Rowe explores three styles here – ballads, swing and requiems – and makes all of them memorable. The opening cut, inspired by Rachel Carson’s Silent Spring and dedicated to all the species who’ve been driven to extinction, has a vivid plaintiveness that evokes New York trumpet goddess Pam Fleming. Krahnke follows Jensen’s solo with a series of seamlessly moody horn voicings, all the way up to an evocatively bitter crescendo. Night Sounds, written in memory of Rowe’s brother, glimmers with distant latin allusions. The best song on the album – and it is a song in the purest sense of the word – is the genuinely haunting, modally tinged, thematic title track. But close behind is the swaying, funky Sanity Clause (a Chico Marx reference), written as an attempt to mine a more “modern idiom,” shifting almost imperceptibly from a carefree sway to an insistence that tugs on the listener and will absolutely not let go, courtesy of some gripping Bishop tenor work. It wouldn’t be out of place in the JD Allen songbook.

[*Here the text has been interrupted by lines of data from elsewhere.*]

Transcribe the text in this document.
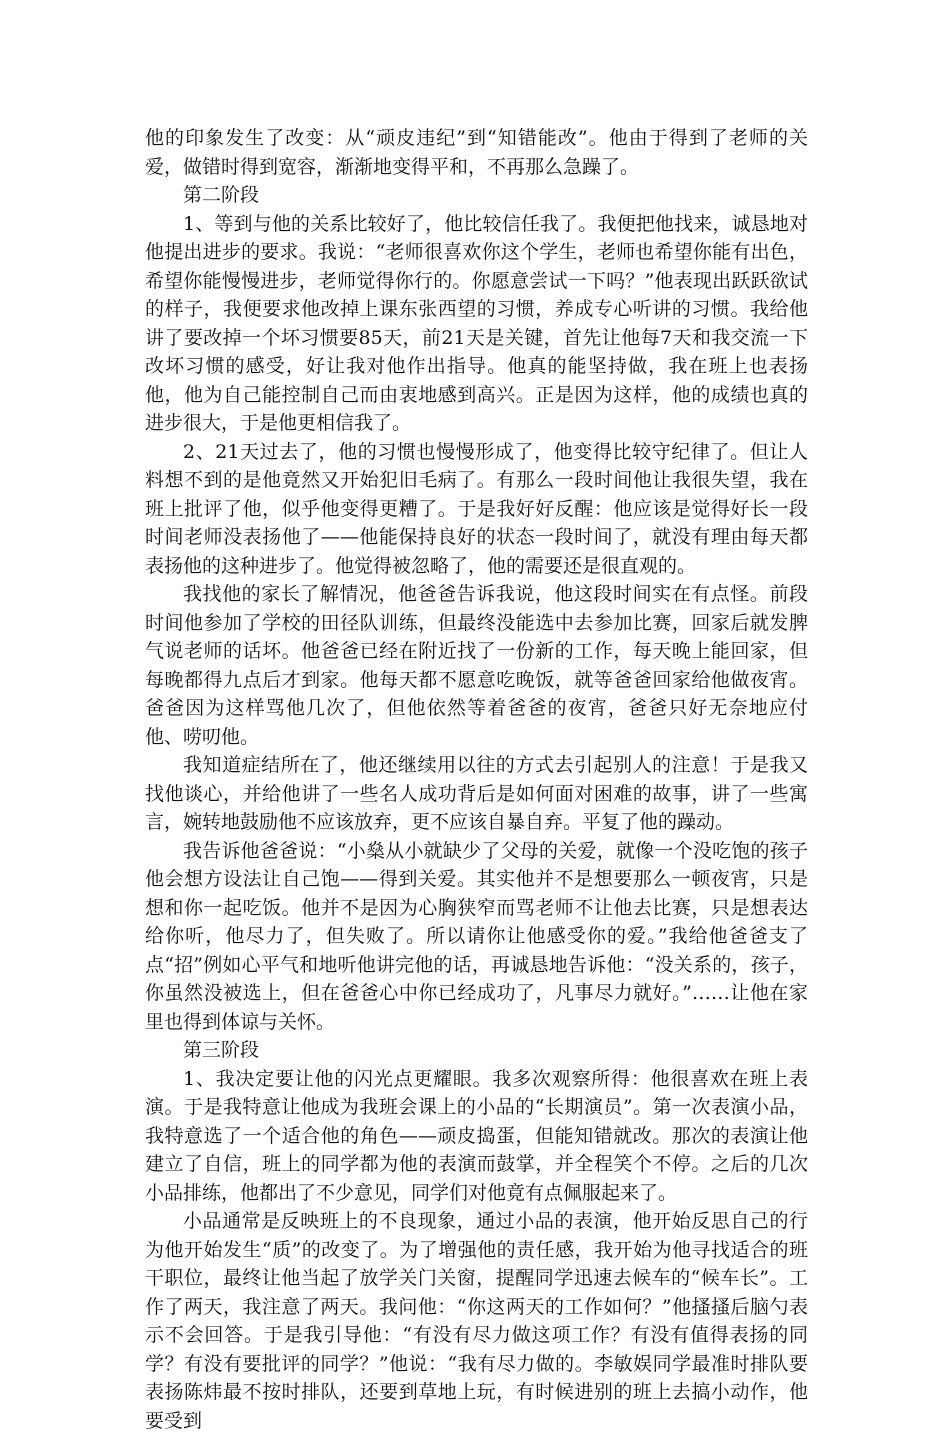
他的印象发生了改变：从“顽皮违纪”到“知错能改”。他由于得到了老师的关爱，做错时得到宽容，渐渐地变得平和，不再那么急躁了。

第二阶段

1、等到与他的关系比较好了，他比较信任我了。我便把他找来，诚恳地对他提出进步的要求。我说：“老师很喜欢你这个学生，老师也希望你能有出色，希望你能慢慢进步，老师觉得你行的。你愿意尝试一下吗？”他表现出跃跃欲试的样子，我便要求他改掉上课东张西望的习惯，养成专心听讲的习惯。我给他讲了要改掉一个坏习惯要85天，前21天是关键，首先让他每7天和我交流一下改坏习惯的感受，好让我对他作出指导。他真的能坚持做，我在班上也表扬他，他为自己能控制自己而由衷地感到高兴。正是因为这样，他的成绩也真的进步很大，于是他更相信我了。

2、21天过去了，他的习惯也慢慢形成了，他变得比较守纪律了。但让人料想不到的是他竟然又开始犯旧毛病了。有那么一段时间他让我很失望，我在班上批评了他，似乎他变得更糟了。于是我好好反醒：他应该是觉得好长一段时间老师没表扬他了——他能保持良好的状态一段时间了，就没有理由每天都表扬他的这种进步了。他觉得被忽略了，他的需要还是很直观的。

我找他的家长了解情况，他爸爸告诉我说，他这段时间实在有点怪。前段时间他参加了学校的田径队训练，但最终没能选中去参加比赛，回家后就发脾气说老师的话坏。他爸爸已经在附近找了一份新的工作，每天晚上能回家，但每晚都得九点后才到家。他每天都不愿意吃晚饭，就等爸爸回家给他做夜宵。爸爸因为这样骂他几次了，但他依然等着爸爸的夜宵，爸爸只好无奈地应付他、唠叨他。

我知道症结所在了，他还继续用以往的方式去引起别人的注意！于是我又找他谈心，并给他讲了一些名人成功背后是如何面对困难的故事，讲了一些寓言，婉转地鼓励他不应该放弃，更不应该自暴自弃。平复了他的躁动。

我告诉他爸爸说：“小燊从小就缺少了父母的关爱，就像一个没吃饱的孩子他会想方设法让自己饱——得到关爱。其实他并不是想要那么一顿夜宵，只是想和你一起吃饭。他并不是因为心胸狭窄而骂老师不让他去比赛，只是想表达给你听，他尽力了，但失败了。所以请你让他感受你的爱。”我给他爸爸支了点“招”例如心平气和地听他讲完他的话，再诚恳地告诉他：“没关系的，孩子，你虽然没被选上，但在爸爸心中你已经成功了，凡事尽力就好。”……让他在家里也得到体谅与关怀。

第三阶段

1、我决定要让他的闪光点更耀眼。我多次观察所得：他很喜欢在班上表演。于是我特意让他成为我班会课上的小品的“长期演员”。第一次表演小品，我特意选了一个适合他的角色——顽皮捣蛋，但能知错就改。那次的表演让他建立了自信，班上的同学都为他的表演而鼓掌，并全程笑个不停。之后的几次小品排练，他都出了不少意见，同学们对他竟有点佩服起来了。

小品通常是反映班上的不良现象，通过小品的表演，他开始反思自己的行为他开始发生“质”的改变了。为了增强他的责任感，我开始为他寻找适合的班干职位，最终让他当起了放学关门关窗，提醒同学迅速去候车的“候车长”。工作了两天，我注意了两天。我问他：“你这两天的工作如何？”他搔搔后脑勺表示不会回答。于是我引导他：“有没有尽力做这项工作？有没有值得表扬的同学？有没有要批评的同学？”他说：“我有尽力做的。李敏娱同学最准时排队要表扬陈炜最不按时排队，还要到草地上玩，有时候进别的班上去搞小动作，他要受到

But all is not so gloomy here. Rowe proves just as adept at jaunty swing with the shuffle Lewisburg Bluesy-oo, an Ellington tribute of sorts driven by some casually expert Siers cymbal accents and named after the Pennsylvania town where the band used to do a stand every year. The ridiculously catchy Tick Tock mines a smoky, 4/4, early Jazz Messengers vibe, Krahnke’s devious bowed bass solo one of several highlights. And Seven Steps to My Yard melds elements of 7 Steps to Heaven and the Yardbird Suite as a showcase for some rhythmic shapeshifting. There’s also the title track, a beautiful ballad with more thoughtful buoyancy from Jensen, and an allusively wistful homage to Donald Walden, a mentor to scores of musicians including Rowe, featuring spot-on, emotionally candid solos from Krahnke and guest Andy Haefner on tenor. Count this among our favorites of 2010.